Facebook announced the launch of its newest massive data center in Altoona, Iowa, adding a third U.S. site to the list of company-owned data centers and fourth globally.
The Altoona facility is the first in Facebook’s fleet to feature a building-wide network fabric – an entirely new way to do intra-data center networking the company’s infrastructure engineers have devised.
The social network is moving away from the approach of arranging servers into multiple massive compute clusters within a building and interconnecting them with each other. Altoona has a single network fabric whose scalability is limited only by the building’s physical size and power capacity.
Inter-Cluster Connectivity Became a Bottleneck
Alexey Andreyev, network engineer at Facebook, said the new architecture addresses bandwidth limitations in connecting the massive several-hundred-rack clusters the company has been deploying thus far. A huge amount of traffic takes place within each cluster, but the ability of one cluster to communicate with another is limited by the already high-bandwidth, high-density switches. This means the size of the clusters was limited by capacity of these inter-cluster switches.
By deploying smaller clusters (or “pods,” as Facebook engineers call them) and using a flat network architecture, where every pod can talk to every other pod, the need for high-density switch chassis goes away. “We don’t have to use huge port density on these switches,” Andreyev said.
It’s easier to develop lower-density high-speed boxes than high-density and high-speed boxes, he explained.
Each pod includes four devices Facebook calls “fabric switches,” and 48 top-of-rack switches, every one of them connected to every fabric switch via 40G uplinks. Servers in a rack are connected to the TOR switch via 10G links, and every rack has 160G total bandwidth to the fabric.
Here's a graphic representation of the architecture, courtesy of Facebook:
The system is fully automated, and engineers never have to manually configure an individual device. If a device fails, it gets replaced and automatically configured by software. The same goes for capacity expansion. The system configures any device that gets added automatically.
Using Simple OEM Switches
The fabric does not use the home-baked network switches Facebook has been talking about this year. Jay Parikh, the company’s vice president of infrastructure engineering, announced the top-of-rack switch and Facebook’s own Linux-based operating system for it in June.
The new fabric relies on gear available from the regular hardware suppliers, Najam Ahmad, vice president of network engineering at Facebook, said. The architecture is designed, however, to use the most basic functionality in switches available on the market, which means the company has many more supplier options than it has had in the older facilities that rely on those high-octane chassis for inter-cluster connectivity. “Individual platforms are relatively simple and available in multiple forms or multiple sources,” Ahmad said.
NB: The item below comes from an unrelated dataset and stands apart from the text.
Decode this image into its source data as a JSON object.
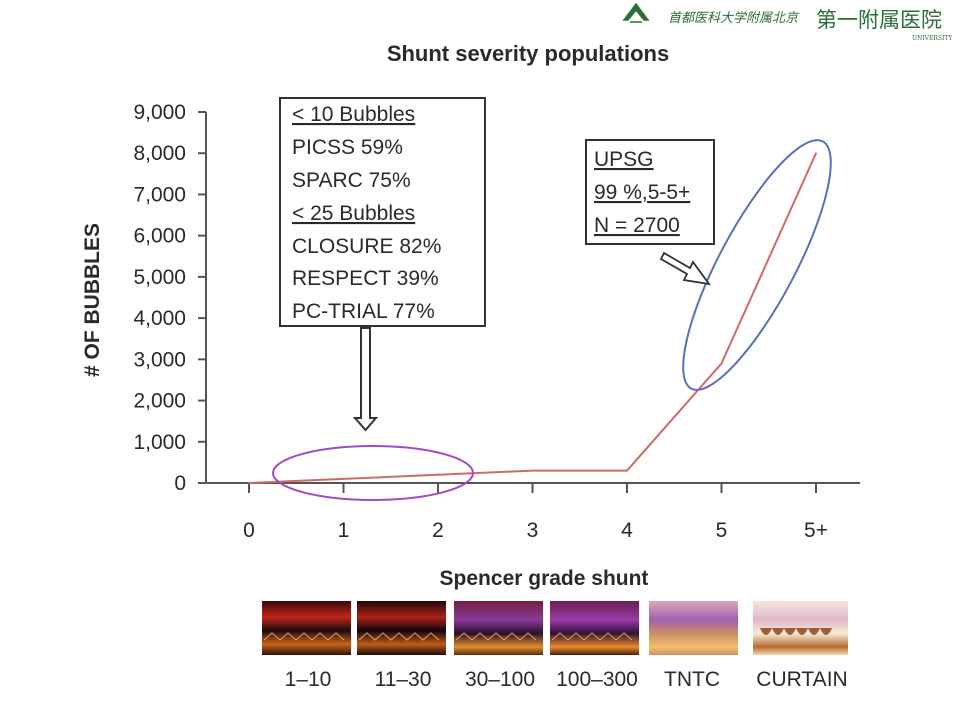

New Architecture Will Apply Everywhere
All data centers Facebook is going to build from now on will use the new network architecture, Andreyev said. Existing facilities will transition to it within their natural hardware refresh cycles.
The company has built data centers in Prineville, Oregon, Forest City, North Carolina, and Luleå, Sweden. It also leases data centers space from wholesale providers in California and Northern Virginia, but has been moving out of those facilities and subleasing the space until its long-term lease agreements expire.
In April, Facebook said it had started the planning process for a second Altoona data center, before the first one was even finished, indicating a rapidly growing user base.
The company has invested in a 138 megawatt wind farm in Iowa that will generate electricity for the electrical grid to offset energy consumption of its data center there.